The ROC curve that analyzed the HbA2 confidence interval of 1.5–3.5% in western Kenya flowed close to the left upper corner, far away from the diagonal line which is an indicator of a potential biomarker for use in clinical practice, approved by a significant (p < 0.0001) accuracy, high sensitivity, and high specificity (Fig. 2, Table 2).

Hemoglobin F confidence intervals for hemoglobinopathy-free patients in western Kenya

Similarly, hemoglobin F varied significantly (p < 0.0001) from the station where samples were collected, with Busia and Kisumu region recording similar cutoff value of 0.8, IQR = 0.8; 95% CI = 0.0–2.4. Bungoma had a median of 0.8, IQR = 0.1; 95% CI = 0.6–1.00, while Kitale recorded a median of 0.8, IQR = 0.65; 95% CI = 0.0–2.1. Kakamega had a HbF median of 0.5, IQR = 1.10; 95% CI = 0.0–2.7, while Kisii station produced a cutoff value of 0.8, IQR = 0.58; 95% CI = 0.00–1.96. Homa Bay recorded a median of 0.8, IQR = 1.05; 95% CI = 0.0–2.9 with Migori having the highest HbF median of 2.1, IQR = 0.7; 95% CI = 0.7–3.5.

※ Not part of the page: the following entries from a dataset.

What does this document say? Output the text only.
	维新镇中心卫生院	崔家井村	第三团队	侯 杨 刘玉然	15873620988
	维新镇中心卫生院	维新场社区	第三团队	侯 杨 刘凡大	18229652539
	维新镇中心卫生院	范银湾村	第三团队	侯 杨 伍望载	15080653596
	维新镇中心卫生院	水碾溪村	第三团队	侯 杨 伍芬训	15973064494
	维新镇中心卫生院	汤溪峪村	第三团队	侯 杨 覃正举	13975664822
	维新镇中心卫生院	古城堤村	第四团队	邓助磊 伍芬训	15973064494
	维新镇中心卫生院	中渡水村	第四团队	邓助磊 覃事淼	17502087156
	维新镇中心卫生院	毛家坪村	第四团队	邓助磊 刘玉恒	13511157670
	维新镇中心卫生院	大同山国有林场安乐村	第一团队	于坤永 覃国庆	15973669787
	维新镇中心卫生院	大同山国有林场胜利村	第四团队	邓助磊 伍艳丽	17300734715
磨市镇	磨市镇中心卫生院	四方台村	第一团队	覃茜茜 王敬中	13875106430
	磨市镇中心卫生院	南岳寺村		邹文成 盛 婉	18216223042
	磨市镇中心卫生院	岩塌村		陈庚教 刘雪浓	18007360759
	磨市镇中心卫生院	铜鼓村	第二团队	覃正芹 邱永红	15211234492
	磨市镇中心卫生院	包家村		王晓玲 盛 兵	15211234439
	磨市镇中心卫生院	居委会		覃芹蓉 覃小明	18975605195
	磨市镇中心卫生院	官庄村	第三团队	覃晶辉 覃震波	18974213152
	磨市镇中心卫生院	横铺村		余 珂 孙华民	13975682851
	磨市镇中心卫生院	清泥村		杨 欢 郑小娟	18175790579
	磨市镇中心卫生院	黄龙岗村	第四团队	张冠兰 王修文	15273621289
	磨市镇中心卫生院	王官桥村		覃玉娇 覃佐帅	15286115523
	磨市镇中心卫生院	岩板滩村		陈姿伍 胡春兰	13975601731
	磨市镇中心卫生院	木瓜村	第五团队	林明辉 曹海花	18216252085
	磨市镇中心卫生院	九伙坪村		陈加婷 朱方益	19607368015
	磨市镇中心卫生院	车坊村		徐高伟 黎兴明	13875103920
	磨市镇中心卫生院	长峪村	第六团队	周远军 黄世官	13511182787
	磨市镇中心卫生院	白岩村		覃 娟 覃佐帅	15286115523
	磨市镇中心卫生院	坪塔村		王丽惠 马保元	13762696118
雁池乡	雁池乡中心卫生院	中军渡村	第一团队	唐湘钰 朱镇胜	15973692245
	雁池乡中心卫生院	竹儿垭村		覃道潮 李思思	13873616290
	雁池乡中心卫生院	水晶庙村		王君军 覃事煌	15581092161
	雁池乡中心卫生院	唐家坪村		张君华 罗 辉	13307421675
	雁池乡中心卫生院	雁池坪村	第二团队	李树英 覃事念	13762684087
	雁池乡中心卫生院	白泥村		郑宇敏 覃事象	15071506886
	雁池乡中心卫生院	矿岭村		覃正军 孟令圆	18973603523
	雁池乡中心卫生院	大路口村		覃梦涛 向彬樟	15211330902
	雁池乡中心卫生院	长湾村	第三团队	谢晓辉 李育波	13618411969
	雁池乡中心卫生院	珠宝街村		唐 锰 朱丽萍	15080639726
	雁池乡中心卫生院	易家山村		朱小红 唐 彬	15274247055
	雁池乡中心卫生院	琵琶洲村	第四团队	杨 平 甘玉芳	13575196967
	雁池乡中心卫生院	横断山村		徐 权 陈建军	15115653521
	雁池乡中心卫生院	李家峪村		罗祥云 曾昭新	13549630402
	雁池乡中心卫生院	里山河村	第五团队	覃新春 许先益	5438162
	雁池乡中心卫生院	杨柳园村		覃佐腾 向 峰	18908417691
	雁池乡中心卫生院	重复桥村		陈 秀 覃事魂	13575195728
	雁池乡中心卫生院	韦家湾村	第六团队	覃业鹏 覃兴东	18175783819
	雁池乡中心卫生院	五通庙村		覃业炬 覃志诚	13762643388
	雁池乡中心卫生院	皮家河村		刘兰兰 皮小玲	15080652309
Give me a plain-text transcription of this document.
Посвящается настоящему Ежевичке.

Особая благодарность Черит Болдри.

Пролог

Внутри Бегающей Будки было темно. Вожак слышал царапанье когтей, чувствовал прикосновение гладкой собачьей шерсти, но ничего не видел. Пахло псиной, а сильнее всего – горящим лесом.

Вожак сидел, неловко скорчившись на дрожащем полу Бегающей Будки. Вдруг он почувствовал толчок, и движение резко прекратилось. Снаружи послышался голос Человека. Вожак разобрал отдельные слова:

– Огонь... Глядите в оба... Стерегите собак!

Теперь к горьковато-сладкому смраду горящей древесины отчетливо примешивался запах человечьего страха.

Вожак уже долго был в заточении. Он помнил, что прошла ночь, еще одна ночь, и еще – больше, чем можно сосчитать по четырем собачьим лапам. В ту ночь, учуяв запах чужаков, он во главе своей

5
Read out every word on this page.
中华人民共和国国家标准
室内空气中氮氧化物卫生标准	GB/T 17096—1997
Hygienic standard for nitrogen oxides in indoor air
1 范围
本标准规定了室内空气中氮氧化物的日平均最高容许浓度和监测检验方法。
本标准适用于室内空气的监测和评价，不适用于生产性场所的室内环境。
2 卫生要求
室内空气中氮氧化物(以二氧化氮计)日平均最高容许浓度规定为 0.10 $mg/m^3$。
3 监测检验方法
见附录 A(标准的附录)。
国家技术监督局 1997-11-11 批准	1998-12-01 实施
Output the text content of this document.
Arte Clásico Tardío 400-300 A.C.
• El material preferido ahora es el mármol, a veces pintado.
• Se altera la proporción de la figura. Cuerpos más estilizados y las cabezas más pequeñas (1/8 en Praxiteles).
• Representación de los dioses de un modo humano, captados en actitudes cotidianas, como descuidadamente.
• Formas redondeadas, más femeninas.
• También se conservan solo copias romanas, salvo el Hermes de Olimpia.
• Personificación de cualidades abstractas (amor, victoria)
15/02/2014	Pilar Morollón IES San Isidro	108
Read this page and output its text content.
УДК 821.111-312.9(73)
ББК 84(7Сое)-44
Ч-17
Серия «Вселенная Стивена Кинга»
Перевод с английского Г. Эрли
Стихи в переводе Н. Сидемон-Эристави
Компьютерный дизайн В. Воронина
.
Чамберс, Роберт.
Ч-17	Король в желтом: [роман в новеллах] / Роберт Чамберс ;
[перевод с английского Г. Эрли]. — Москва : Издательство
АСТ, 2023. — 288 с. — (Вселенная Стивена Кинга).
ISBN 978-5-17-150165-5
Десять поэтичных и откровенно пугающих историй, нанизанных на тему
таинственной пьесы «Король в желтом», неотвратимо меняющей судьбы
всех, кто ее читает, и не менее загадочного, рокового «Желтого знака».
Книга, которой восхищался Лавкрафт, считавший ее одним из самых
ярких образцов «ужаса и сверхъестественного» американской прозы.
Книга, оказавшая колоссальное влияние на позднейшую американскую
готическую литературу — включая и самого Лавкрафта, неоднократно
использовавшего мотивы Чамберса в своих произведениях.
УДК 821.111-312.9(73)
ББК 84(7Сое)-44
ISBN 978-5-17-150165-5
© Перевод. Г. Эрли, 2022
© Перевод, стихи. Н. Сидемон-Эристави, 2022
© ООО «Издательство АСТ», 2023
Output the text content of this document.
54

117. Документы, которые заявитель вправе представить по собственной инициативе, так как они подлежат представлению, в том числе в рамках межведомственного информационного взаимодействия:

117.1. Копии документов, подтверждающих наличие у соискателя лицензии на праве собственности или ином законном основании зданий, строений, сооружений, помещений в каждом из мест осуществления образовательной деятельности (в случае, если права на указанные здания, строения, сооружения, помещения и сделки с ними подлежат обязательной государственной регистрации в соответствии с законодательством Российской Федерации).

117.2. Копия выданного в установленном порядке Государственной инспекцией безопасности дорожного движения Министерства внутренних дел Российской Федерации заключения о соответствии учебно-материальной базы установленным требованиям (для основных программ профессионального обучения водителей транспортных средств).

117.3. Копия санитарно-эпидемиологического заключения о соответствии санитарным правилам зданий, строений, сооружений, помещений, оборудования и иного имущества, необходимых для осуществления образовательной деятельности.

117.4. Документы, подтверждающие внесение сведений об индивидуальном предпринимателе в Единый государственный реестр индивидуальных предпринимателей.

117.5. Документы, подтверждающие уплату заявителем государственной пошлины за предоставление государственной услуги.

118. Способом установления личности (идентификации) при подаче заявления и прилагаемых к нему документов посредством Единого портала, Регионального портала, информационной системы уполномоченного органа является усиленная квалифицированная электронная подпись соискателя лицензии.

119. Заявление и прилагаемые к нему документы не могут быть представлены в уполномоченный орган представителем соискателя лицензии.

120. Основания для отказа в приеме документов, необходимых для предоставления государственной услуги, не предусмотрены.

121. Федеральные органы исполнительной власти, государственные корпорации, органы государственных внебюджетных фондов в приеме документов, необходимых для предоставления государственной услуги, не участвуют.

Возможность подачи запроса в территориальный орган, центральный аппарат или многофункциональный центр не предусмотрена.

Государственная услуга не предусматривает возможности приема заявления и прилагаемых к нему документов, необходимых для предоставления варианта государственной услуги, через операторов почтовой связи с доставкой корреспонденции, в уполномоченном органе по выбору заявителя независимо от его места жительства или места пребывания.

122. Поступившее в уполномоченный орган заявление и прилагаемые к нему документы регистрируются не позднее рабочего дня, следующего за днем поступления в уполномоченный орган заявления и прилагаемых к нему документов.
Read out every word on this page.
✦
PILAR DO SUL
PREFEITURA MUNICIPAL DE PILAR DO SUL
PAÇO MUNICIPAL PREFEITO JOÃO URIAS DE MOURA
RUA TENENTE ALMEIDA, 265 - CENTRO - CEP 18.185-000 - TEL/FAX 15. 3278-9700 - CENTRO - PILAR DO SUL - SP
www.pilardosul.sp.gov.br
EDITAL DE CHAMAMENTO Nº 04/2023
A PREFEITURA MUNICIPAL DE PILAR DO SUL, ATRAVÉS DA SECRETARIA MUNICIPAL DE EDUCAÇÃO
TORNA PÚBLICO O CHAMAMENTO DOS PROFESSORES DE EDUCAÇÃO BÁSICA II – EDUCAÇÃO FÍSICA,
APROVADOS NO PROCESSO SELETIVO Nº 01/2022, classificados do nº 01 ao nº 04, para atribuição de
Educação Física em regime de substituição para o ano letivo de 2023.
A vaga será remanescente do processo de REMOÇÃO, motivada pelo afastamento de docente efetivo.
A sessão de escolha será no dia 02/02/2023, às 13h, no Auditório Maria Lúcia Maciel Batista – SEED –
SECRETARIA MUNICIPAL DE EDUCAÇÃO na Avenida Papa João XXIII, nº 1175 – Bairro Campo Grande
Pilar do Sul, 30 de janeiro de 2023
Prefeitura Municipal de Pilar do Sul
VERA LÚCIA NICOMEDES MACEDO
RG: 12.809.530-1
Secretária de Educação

There was no significance (p = 0.075) in fetal hemoglobin (HbF) between males and females who recorded the same HbF median of 0.8, IQR = 0.8; 95% CI = 0.0–2.4.

Among the hemoglobin fraction, only fetal hemoglobin (HbF) varied significantly (p < 0.0001) with age where children ≤ 2 years had the highest HbF median of 1.0, IQR = 0.8; 95% CI = 0.0–2.6, while children of age groups 3–5 years had a median of 0.8, IQR = 0.8; 95% CI = 0.0–2.4. The age groups 6–11 years had HbF median of 0.8, IQR = 0.03; 95% CI = 0.74–0.86, while study subjects ≥ 12 years recorded the lowest HbF median of 0.55, IQR = 0.8; 95% CI = 0.0–2.15.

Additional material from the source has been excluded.